CBS late-night host Stephen Colbert has excuses for sexual offenders when those offenders help him. The “Late Show” host took the stage on Monday night, backing a sexual predator.

Stephen Colbert (Photo credit: Screenshot)

Colbert, who has championed porn star Stormy Daniels, was in defense mode for his friend Les Moonves. Moonves serves as Chairman of the Board, President, and Chief Executive Officer of CBS Corporation. He was also exposed by reporter Ronan Farrow last week as having a decades-long habit of sexually harassing and assaulting women in his employ.

Colbert started his show by quipping that he had not heard of what happened to Moonves. “How was everyone’s weekend? Have a good one? Mine was great. I was down in South Carolina. Really relaxing. No internet. They don’t have it there yet. But I heard there was an article about a CBS chairman and man I hope isn’t watching tonight’s monologue, Les Moonves,” he said.

Imagine if these accusations had been made against President Donald Trump.
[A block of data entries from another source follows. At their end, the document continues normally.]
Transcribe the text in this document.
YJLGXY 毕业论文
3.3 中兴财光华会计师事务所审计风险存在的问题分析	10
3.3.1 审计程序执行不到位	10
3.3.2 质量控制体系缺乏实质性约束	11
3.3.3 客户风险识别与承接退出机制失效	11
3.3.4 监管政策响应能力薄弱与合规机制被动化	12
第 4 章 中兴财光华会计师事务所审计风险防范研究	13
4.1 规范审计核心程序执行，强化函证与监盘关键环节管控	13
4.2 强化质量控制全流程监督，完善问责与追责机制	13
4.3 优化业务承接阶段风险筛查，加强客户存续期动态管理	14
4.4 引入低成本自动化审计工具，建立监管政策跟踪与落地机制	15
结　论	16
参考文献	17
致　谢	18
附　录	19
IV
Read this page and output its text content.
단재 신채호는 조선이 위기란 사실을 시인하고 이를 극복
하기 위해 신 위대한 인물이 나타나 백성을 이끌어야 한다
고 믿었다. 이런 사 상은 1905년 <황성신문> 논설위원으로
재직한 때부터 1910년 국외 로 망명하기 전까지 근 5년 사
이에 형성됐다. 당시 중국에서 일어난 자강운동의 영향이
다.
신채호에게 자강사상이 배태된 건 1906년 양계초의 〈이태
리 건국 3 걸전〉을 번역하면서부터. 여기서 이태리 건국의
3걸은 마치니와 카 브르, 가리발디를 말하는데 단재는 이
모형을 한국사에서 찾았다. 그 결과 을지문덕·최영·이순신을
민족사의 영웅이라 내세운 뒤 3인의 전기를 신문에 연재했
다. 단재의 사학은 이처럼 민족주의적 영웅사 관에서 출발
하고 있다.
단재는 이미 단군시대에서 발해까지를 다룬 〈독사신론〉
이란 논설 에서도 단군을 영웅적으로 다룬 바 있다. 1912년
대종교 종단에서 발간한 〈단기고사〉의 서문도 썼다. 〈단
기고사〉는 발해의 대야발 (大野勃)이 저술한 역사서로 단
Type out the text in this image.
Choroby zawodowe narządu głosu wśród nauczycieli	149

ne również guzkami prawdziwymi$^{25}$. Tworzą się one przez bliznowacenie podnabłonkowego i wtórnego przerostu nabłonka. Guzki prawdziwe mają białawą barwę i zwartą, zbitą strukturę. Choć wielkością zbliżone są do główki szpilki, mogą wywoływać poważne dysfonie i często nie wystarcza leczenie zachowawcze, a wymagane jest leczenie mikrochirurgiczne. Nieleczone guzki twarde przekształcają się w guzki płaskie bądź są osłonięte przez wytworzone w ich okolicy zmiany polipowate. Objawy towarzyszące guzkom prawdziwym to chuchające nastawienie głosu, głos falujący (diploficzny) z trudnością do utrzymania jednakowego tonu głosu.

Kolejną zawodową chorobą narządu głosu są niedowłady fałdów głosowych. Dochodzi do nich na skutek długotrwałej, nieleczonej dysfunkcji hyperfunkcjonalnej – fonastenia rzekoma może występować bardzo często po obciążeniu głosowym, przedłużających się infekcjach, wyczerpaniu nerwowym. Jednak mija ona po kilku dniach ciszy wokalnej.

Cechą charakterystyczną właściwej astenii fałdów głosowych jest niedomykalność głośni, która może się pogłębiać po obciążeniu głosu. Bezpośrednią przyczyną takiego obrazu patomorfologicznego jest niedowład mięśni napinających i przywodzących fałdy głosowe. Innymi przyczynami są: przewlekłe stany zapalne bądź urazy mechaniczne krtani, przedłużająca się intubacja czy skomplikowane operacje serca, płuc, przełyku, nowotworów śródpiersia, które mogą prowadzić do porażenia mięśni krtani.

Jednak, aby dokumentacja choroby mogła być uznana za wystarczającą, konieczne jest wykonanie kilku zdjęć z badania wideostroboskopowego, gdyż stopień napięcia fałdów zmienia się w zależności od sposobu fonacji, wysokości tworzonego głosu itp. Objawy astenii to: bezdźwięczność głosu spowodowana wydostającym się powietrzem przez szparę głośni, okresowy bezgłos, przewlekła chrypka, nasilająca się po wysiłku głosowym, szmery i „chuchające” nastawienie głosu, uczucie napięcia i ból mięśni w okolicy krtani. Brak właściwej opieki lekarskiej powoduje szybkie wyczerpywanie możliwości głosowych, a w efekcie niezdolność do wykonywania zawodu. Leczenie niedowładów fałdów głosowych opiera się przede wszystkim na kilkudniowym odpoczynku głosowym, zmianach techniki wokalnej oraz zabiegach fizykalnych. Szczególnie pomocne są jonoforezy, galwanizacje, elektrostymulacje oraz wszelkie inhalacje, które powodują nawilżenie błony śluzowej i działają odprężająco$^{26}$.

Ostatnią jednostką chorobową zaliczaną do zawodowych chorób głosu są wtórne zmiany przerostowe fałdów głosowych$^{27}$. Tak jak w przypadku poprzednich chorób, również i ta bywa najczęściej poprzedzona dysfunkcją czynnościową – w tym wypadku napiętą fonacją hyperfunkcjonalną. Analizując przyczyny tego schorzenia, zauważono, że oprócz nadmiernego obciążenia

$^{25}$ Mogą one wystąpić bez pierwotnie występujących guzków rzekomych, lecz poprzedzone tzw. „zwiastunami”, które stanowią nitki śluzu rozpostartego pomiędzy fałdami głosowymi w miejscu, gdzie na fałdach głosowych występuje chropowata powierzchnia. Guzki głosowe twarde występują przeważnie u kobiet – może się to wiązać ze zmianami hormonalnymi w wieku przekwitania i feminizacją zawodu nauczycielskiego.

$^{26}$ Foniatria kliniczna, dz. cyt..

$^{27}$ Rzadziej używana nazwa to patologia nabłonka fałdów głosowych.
Would Colbert have started his show in that type of lighthearted way? Or would he have started his show going after the president in a hardcore fashion? I think everyone knows the answer to that.

“I don’t know what’s going to happen, but I do believe in accountability. And not just for politicians you disagree with,” Colbert said. Isn’t that a novel concept?

“Everybody believes in accountability until it’s their guy, and, make no mistake, Les Moonves is my guy. He hired me to sit in this chair. He stood behind this show while we were finding our voice. He gave us the time and the resources to succeed. He has stood by us when people were mad at me. And I like working for him,” he said.

Make no mistake, that introduction was an attempt to soften the audience before Colbert made his half-hearted “I stand with women” speech. But the point was made. Colbert was giving a wink and a nod to Moonves, telling him that he has his back.

“But accountability is meaningless unless it’s for everybody. Whether it’s for the leader of a network or the leader of the free world,” he said, using the Moonves scandal to take a shot at the president.

“Women over the past year have felt empowered to tell their stories in ways they haven’t before, which is an objectively good thing,” he said.

“Because, and it’s strange to have to say this, powerful men taking sexual advantage of relatively powerless employees is wrong. We know it’s wrong now, and we knew it was wrong then,” he said. “And how do we know we knew it was wrong? Because we know these men tried to keep the stories from coming out back then.”

“That said, and this is obviously naive, the revelations and accusations of the past year, just in the entertainment industry alone, have been shocking. To me. To many of the women I know, it has brought a welcome sense of relief that something’s happening,” he said.

“But this weekend some people asked me, probably because I work here, ‘What do you think is going to happen?’ I don’t know. And I don’t know who does know. In a situation like this, I’d normally call Les,” Colbert said. “Over the past year, there’s been a lot of discussion about whether the disappearing of the accused from public life is the right thing to do, and I get there should be levels of response, but I understand why the disappearing happens. There’s a J.F.K. Quote that I like: ‘Those who make peaceful revolution impossible, make violent revolution inevitable.’ And for so long for women in the workplace, there was no change, no justice for the abused, so we shouldn’t be surprised that when the change comes, it comes radically.”

No attack on Moonves. No demand for justice. No comments calling his boss a sexual deviant as he has done to the president. It was as toothless a monologue as one could give. And why is that?

It appears that Colbert has made a calculated decision to sit on neither side because, if Moonves weathers the storm and stays as the head of CBS, an unlikely scenario as the company’s stocks continue to plummet, Colbert wants to keep his job.

It is simple to take shots at the president. No one from the liberal network is going to fire him for that. But if Moonves manages to stay on as the CEO of CBS, Colbert could take a hit to his pocket if he hit Moonves hard. That is the type of person Colbert is. He is a man of virtue if it does not cost him anything.